Persistent Volumes
Keep files and data alive across redeploys for stateful apps.
By default, a container's filesystem is wiped on every redeploy — you get a fresh start each time. That's perfect for stateless apps, but a problem if your app stores files locally (uploads, a SQLite database, generated assets).
Volumes solve this: they're storage that lives outside the container and survives redeploys.
When you need a volume
Use a volume when your app writes data to disk that must persist, such as:
- User-uploaded files
- A local SQLite database
- Generated caches or assets you don't want to rebuild
- Any state that should outlive a single deploy
Prefer a managed database when you can
For relational data, an attached managed database is usually a better choice than a volume + SQLite — it's easier to back up and scale. Use volumes for files and genuinely file-based state.
Declaring a volume
Open your app and go to the Configuration tab.

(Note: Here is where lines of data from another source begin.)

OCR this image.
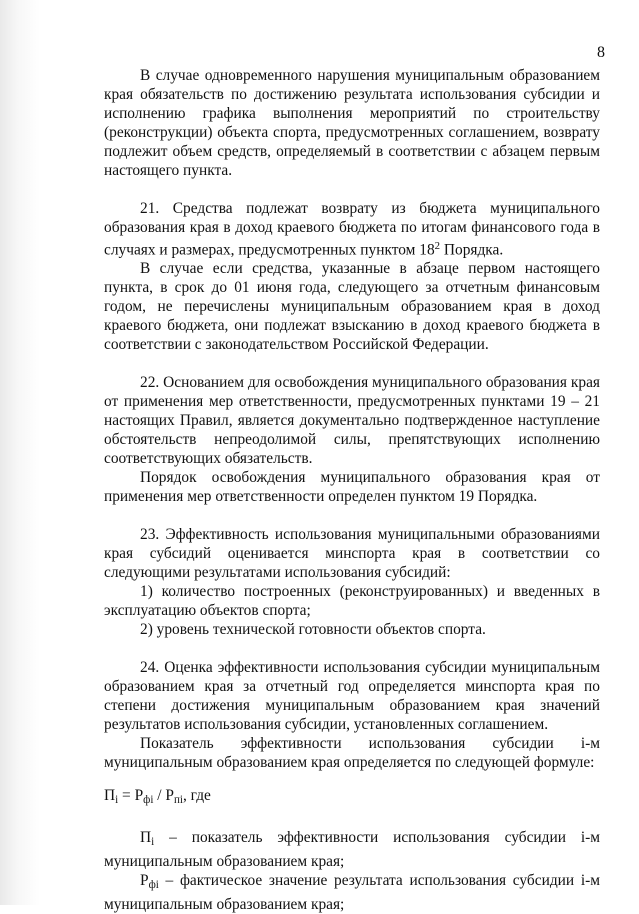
8

В случае одновременного нарушения муниципальным образованием края обязательств по достижению результата использования субсидии и исполнению графика выполнения мероприятий по строительству (реконструкции) объекта спорта, предусмотренных соглашением, возврату подлежит объем средств, определяемый в соответствии с абзацем первым настоящего пункта.

21. Средства подлежат возврату из бюджета муниципального образования края в доход краевого бюджета по итогам финансового года в случаях и размерах, предусмотренных пунктом $18^2$ Порядка.

В случае если средства, указанные в абзаце первом настоящего пункта, в срок до 01 июня года, следующего за отчетным финансовым годом, не перечислены муниципальным образованием края в доход краевого бюджета, они подлежат взысканию в доход краевого бюджета в соответствии с законодательством Российской Федерации.

22. Основанием для освобождения муниципального образования края от применения мер ответственности, предусмотренных пунктами 19 – 21 настоящих Правил, является документально подтвержденное наступление обстоятельств непреодолимой силы, препятствующих исполнению соответствующих обязательств.

Порядок освобождения муниципального образования края от применения мер ответственности определен пунктом 19 Порядка.

23. Эффективность использования муниципальными образованиями края субсидий оценивается минспорта края в соответствии со следующими результатами использования субсидий:

1) количество построенных (реконструированных) и введенных в эксплуатацию объектов спорта;

2) уровень технической готовности объектов спорта.

24. Оценка эффективности использования субсидии муниципальным образованием края за отчетный год определяется минспорта края по степени достижения муниципальным образованием края значений результатов использования субсидии, установленных соглашением.

Показатель эффективности использования субсидии i-м муниципальным образованием края определяется по следующей формуле:

$П_i = Р_{фi} / Р_{пi}$, где

$П_i$ – показатель эффективности использования субсидии i-м муниципальным образованием края;

$Р_{фi}$ – фактическое значение результата использования субсидии i-м муниципальным образованием края;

Add a volume in the form name:/container/path, for example:
uploads:/app/dataThis maps a persistent volume named uploads to the /app/data directory
inside your container.
Save and redeploy. Anything your app writes to /app/data now survives future
redeploys.
How it works
The part before the colon is the volume name (a stable identifier Better-PaaS keeps around). The part after the colon is the path inside your container where it's mounted. On redeploy, the same named volume is re-attached to the new container at that path, so your data is right where you left it.